However, for some 50 women refugees and widowers, old newspapers were used for over a year to create artwork that helped them secure a decent living and learn a new profession through the Anamill (fingerprints in Arabic) project.
Anamill is an independently-funded community engagement initiative that was launched in Amman in 2017 by visual artist Wafa Fayyad, who specialised in early childhood education.
“I did not live all my life in Jordan, but I wanted to do something for women in Jordan, especially in the camps and the poorer areas, and discovered that many women needed to feel that they could work and make a difference,” said Fayyad.
Fayyad added that the use of newspaper in arts came to her when she was surfing the Internet one day and discovered that “a lot could be done with recycled newspapers, including arts”.
“I liked the idea and started weaving newspapers at home and creating artistic objects then I thought why not help empower other women by encouraging them to do the same and pay them... and this is how it all started,” Fayyad said.
The vision of the Anamill initiative was to work with economically disadvantaged women to develop raw materials from recycled paper, which are then professionally assembled to create unique and environmental-friendly handicrafts, decorative items and functional pieces, according to Fayyad.
“The idea behind the project was to alleviate poverty and enhance lives as we devote our efforts to making a lasting impact in our local communities,” Fayyad told The Jordan Times.
She added that Anamill currently employs over 50 women living in refugee camps across Jordan, as well as women living in impoverished areas of Amman, and the aim is to increase that number in the near future.
“We strongly believe in equal opportunities and inclusive education and therefore decided to dedicate a good amount of our training efforts towards young women with learning disabilities and special needs,” according to Fayyad.
Um Hassan, from Jabal Natheef in Amman, said she heard of the initiative from women in the community and decided to enrol in the programme to improve her financial status.
“I cannot leave the house because I need to be around my children, so this project was perfect for me because it also helped me engage with something useful rather than sitting at home doing nothing,” the 35-year-old mother of three told The Jordan Times.
Senior manager at Anamill, Sana Abdeen, told The Jordan Times that there are a large percentage of women from low-income families who are keen to learn new skills and at the same time improve their financial situation.

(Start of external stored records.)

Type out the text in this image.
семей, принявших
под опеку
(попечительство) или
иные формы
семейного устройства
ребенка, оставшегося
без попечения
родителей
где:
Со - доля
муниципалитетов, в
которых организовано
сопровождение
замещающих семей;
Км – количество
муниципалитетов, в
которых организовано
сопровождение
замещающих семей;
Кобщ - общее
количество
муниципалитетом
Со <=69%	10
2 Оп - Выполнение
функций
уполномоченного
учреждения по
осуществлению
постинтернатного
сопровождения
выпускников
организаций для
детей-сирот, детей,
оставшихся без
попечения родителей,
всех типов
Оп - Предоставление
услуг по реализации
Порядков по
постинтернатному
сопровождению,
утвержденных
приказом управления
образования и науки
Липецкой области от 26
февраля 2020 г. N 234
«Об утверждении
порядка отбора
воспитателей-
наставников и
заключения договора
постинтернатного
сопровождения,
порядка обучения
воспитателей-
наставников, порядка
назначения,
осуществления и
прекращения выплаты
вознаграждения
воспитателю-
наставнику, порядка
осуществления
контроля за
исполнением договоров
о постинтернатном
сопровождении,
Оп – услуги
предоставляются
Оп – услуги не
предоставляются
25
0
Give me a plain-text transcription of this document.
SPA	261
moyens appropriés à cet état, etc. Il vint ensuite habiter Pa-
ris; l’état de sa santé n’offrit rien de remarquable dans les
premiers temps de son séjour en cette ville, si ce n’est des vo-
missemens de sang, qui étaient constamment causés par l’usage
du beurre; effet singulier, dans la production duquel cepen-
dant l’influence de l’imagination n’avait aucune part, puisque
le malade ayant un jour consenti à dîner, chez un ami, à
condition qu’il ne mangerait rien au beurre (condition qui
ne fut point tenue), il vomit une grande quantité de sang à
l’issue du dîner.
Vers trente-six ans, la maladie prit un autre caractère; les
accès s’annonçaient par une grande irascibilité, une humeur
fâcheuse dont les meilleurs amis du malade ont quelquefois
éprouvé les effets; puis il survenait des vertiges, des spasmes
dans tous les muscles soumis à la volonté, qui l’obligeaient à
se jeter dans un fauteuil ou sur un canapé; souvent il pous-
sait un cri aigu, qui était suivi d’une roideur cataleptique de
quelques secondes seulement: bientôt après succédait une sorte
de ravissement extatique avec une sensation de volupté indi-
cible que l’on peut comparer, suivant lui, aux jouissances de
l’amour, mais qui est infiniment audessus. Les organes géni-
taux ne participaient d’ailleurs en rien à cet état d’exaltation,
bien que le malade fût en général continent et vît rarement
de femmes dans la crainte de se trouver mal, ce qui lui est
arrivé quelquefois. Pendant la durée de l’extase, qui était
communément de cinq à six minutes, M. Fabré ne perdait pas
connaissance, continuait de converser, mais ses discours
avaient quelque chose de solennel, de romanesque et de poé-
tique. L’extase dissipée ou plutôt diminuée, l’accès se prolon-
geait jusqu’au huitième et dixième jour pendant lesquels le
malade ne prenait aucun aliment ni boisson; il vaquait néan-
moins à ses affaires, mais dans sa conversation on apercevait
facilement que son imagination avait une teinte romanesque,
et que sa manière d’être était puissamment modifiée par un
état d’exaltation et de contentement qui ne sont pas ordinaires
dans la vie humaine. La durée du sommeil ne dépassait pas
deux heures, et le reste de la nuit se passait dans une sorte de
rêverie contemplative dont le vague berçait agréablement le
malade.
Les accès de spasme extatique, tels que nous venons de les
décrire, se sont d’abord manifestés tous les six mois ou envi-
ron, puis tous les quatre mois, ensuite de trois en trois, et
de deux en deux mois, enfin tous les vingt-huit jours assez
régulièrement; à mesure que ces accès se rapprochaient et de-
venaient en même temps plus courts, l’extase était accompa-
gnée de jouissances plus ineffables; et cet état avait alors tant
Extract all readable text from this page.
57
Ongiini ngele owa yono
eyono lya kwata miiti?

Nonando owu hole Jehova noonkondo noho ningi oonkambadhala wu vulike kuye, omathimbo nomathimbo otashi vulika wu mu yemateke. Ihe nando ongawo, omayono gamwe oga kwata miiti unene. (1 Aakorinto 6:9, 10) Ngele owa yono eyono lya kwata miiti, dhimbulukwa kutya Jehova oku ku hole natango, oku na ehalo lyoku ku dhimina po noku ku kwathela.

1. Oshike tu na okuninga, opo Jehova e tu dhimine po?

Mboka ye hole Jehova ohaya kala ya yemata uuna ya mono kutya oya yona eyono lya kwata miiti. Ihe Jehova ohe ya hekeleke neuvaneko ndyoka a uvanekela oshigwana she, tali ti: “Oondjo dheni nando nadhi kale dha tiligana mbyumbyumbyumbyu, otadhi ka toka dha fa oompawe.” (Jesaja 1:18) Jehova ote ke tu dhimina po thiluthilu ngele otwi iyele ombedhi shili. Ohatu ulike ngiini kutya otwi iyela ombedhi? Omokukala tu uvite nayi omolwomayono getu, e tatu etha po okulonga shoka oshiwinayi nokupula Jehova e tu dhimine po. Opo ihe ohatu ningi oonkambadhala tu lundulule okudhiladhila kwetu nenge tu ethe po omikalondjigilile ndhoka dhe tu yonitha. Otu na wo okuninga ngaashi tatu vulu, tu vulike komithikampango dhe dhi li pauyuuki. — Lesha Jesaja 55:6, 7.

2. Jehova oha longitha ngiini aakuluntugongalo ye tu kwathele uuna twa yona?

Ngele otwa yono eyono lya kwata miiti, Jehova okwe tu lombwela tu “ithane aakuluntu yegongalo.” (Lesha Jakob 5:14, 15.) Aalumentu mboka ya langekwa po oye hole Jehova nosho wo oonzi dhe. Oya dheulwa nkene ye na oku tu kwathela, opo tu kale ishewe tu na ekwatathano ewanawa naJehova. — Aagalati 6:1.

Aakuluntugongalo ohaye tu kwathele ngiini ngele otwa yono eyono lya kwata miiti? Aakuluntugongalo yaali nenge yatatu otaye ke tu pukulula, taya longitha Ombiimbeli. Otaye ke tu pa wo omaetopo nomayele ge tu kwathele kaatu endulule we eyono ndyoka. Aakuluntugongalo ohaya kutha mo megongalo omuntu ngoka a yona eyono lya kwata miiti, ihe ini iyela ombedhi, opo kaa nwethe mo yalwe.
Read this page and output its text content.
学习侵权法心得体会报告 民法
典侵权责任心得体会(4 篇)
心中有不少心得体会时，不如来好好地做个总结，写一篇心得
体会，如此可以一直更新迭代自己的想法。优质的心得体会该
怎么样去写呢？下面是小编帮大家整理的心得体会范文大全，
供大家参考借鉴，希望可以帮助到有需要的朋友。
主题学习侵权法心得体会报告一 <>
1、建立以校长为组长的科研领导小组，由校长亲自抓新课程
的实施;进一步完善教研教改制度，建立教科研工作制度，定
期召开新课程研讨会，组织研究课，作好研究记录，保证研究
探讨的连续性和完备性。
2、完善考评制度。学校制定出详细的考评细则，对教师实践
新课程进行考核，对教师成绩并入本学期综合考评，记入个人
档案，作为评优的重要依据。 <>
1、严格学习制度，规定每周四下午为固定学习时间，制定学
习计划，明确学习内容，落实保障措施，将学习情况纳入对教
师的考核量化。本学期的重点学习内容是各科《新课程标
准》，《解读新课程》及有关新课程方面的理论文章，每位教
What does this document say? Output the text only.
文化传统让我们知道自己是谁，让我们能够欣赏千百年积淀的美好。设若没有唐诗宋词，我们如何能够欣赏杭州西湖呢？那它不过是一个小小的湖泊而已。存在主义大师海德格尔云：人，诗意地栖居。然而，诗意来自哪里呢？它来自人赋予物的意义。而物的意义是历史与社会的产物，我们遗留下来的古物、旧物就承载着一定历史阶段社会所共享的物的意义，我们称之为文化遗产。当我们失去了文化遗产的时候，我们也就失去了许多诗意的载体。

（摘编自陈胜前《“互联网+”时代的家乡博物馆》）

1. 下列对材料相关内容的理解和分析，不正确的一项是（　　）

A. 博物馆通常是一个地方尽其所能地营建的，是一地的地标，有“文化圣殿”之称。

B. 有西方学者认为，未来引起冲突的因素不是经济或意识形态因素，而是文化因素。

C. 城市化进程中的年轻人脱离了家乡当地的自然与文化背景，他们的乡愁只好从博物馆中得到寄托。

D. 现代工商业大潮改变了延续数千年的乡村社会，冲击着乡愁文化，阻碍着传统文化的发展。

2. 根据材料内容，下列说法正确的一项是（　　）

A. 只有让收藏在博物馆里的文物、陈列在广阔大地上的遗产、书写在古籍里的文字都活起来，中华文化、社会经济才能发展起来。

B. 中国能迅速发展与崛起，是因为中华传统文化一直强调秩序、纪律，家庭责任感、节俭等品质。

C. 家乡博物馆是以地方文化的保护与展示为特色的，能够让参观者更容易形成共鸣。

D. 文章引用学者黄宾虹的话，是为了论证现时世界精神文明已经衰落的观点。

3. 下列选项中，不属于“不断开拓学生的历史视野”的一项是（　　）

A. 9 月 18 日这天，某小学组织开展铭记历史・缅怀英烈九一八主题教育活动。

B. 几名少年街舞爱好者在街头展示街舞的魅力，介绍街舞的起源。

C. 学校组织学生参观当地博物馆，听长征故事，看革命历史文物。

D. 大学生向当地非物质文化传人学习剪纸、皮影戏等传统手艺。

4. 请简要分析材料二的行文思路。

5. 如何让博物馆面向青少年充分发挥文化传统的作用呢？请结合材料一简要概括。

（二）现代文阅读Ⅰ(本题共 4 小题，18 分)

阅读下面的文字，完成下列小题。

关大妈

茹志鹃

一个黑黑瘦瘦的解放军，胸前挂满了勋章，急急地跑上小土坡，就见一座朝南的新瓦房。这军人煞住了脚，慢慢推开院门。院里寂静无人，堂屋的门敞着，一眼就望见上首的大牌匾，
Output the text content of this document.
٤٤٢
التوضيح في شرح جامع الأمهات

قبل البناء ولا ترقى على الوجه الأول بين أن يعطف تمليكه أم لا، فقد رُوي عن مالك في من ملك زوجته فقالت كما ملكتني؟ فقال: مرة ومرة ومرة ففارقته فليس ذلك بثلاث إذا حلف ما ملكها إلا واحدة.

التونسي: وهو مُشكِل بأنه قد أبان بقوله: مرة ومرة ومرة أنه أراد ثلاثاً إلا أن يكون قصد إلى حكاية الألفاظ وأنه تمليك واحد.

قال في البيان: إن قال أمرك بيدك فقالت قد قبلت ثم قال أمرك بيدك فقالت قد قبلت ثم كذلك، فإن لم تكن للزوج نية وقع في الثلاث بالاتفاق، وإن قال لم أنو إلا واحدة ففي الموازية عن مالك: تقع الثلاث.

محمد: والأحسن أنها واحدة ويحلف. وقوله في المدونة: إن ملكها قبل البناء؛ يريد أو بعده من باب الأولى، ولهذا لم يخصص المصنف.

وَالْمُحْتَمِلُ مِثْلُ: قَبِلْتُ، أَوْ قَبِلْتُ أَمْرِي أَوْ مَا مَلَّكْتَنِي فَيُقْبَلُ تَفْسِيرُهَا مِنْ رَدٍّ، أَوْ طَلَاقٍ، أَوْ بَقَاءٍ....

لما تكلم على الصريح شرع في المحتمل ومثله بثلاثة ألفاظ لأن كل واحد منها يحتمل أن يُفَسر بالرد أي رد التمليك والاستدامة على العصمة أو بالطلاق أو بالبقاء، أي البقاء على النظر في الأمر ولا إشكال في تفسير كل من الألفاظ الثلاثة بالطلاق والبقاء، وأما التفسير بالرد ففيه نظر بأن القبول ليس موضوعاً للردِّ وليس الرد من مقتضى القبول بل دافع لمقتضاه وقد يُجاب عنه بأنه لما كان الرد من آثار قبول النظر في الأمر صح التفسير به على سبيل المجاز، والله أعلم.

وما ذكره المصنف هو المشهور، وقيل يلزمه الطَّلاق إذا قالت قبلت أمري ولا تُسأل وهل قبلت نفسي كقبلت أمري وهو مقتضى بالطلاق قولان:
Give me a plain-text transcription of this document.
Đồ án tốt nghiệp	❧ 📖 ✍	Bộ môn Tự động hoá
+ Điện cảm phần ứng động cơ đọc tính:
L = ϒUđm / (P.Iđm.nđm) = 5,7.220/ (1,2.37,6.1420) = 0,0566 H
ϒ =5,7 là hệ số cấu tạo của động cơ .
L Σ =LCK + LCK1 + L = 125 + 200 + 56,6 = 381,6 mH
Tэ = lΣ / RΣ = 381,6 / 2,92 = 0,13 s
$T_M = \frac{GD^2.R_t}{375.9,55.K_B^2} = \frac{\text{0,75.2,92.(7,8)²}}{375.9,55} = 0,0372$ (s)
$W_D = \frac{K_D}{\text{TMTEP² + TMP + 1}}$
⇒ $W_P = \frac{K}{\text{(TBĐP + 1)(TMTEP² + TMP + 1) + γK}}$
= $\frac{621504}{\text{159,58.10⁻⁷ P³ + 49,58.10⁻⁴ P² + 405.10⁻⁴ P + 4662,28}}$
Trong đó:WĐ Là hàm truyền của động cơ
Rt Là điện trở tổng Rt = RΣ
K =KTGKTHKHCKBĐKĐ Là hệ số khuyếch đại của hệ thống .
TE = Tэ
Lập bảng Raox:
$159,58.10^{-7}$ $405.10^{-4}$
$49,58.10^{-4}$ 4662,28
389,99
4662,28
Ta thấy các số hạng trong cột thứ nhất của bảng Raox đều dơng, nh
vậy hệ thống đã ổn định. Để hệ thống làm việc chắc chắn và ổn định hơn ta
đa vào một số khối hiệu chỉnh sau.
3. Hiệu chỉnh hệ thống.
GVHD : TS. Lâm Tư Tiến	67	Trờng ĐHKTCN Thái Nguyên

But due to “cultural considerations and circumstances many women are unable to leave their houses to take part in workshops and practical training”.
“This situation motivated us to think of a way to use our technical and artistic abilities in order to help these ladies generate a steady income without having to leave their homes and families,” Abdeen explained.
Kholud Hirbawi, 45, who lost her husband almost six years ago and has five children to take care of, was another woman who was benefitting from the project.
“I learned about this project from an orphanage centre in Jabal Natheef and decided to immediately enrol in the training because I wanted to take advantage of this new and unique opportunity,” Hirbawi told The Jordan Times.
The work of the women, which took almost one year to accomplish, was displayed at the local art gallery Dar Al Anda for free on Tuesday to support the community, the gallery’s founder Majdoline Al Ghazawi said.
“I was contacted by the group of ladies at Anamill and I loved the initiative because it is all about empowering women from underprivileged neighbourhoods,” Al Ghazawi told The Jordan Times.
She added that the women are supporting their families so the great thing is that “they are around their kids at home, and the Anamill ladies go to their houses to collect the weaved newspapers they have worked on”.
“It is also an important initiative since we lack the awareness related to recycling and this project is promoting the concept,” Ghazawi said.
The gallery founder added that she decided to support this project because “I believe that arts and culture should serve the community and this is what I was aiming for since the beginning of the gallery 20 years ago”.
Abdeen concluded by saying she is hopeful that “people will support us by buying the displayed products because by doing so they are supporting these 50 women and hopefully this will help us reach out to more women who are in need in our society”.
The products will be displayed at the Dar Al Anda gallery until November 19, according to Abdeen.